Esto, a pesar de las erráticas disertaciones del presidente en redes sociales y de escándalos de corrupción como el de la Unidad Nacional de Gestión del Riesgo de Desastres (UNGRD), o de los abruptos cambios en el gabinete ministerial.
En el más reciente aumento de la aprobación a la gestión de Petro pudo influir también el hecho de que el mandatario considerado por la derecha como un “comunista intransigente” se haya dado la mano en la Casa Blanca con Donald Trump. Con eso, la oposición colombiana perdió un arma política que usaba en la campaña: la del mandatario “irresponsable” que se atreve a confrontar con el socio comercial y el “aliado estratégico” más importante de Colombia.
La dedicatoria que le escribió Trump a Petro durante su encuentro en el libro El arte de la negociación: “You are great” (eres genial), terminó siendo un revés para ese enfoque de la derecha. Con esa dedicatoria, ¿cómo Uribe, De la Espriella y similares podían sostener el relato de un presidente antiyanqui que conduce a su país a un precipicio?
Como es obvio, en el plazo inmediato el gran beneficiario de esta nueva realidad política es Iván Cepeda, como también muestran las encuestas.
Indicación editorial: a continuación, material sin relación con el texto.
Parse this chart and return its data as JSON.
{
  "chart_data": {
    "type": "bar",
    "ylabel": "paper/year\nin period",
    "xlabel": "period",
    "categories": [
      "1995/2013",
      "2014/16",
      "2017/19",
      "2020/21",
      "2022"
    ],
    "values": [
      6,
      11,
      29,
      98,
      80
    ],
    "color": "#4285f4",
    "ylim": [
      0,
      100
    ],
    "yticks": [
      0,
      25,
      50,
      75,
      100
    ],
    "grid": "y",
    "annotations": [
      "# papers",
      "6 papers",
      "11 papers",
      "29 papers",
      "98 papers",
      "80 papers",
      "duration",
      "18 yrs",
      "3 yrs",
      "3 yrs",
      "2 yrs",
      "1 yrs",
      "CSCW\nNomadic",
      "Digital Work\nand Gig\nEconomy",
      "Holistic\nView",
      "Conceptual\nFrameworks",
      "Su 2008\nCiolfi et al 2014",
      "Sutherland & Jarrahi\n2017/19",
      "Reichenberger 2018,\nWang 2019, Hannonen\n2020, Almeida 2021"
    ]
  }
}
La derecha colombiana tendrá que replantear su estrategia electoral. Y esto pasa por reconocer —aunque sea en la intimidad de los comandos de campaña— que así como Petro es un mal gestor del aparato público y un gobernante caótico, también supo entender que un grave problema de Colombia es la inequidad y que millones de colombianos se han sentido interpretados por él.
Hay que ver si a las campañas les alcanza el tiempo para reorientar el enfoque antipetrista, si es que les interesa hacerlo.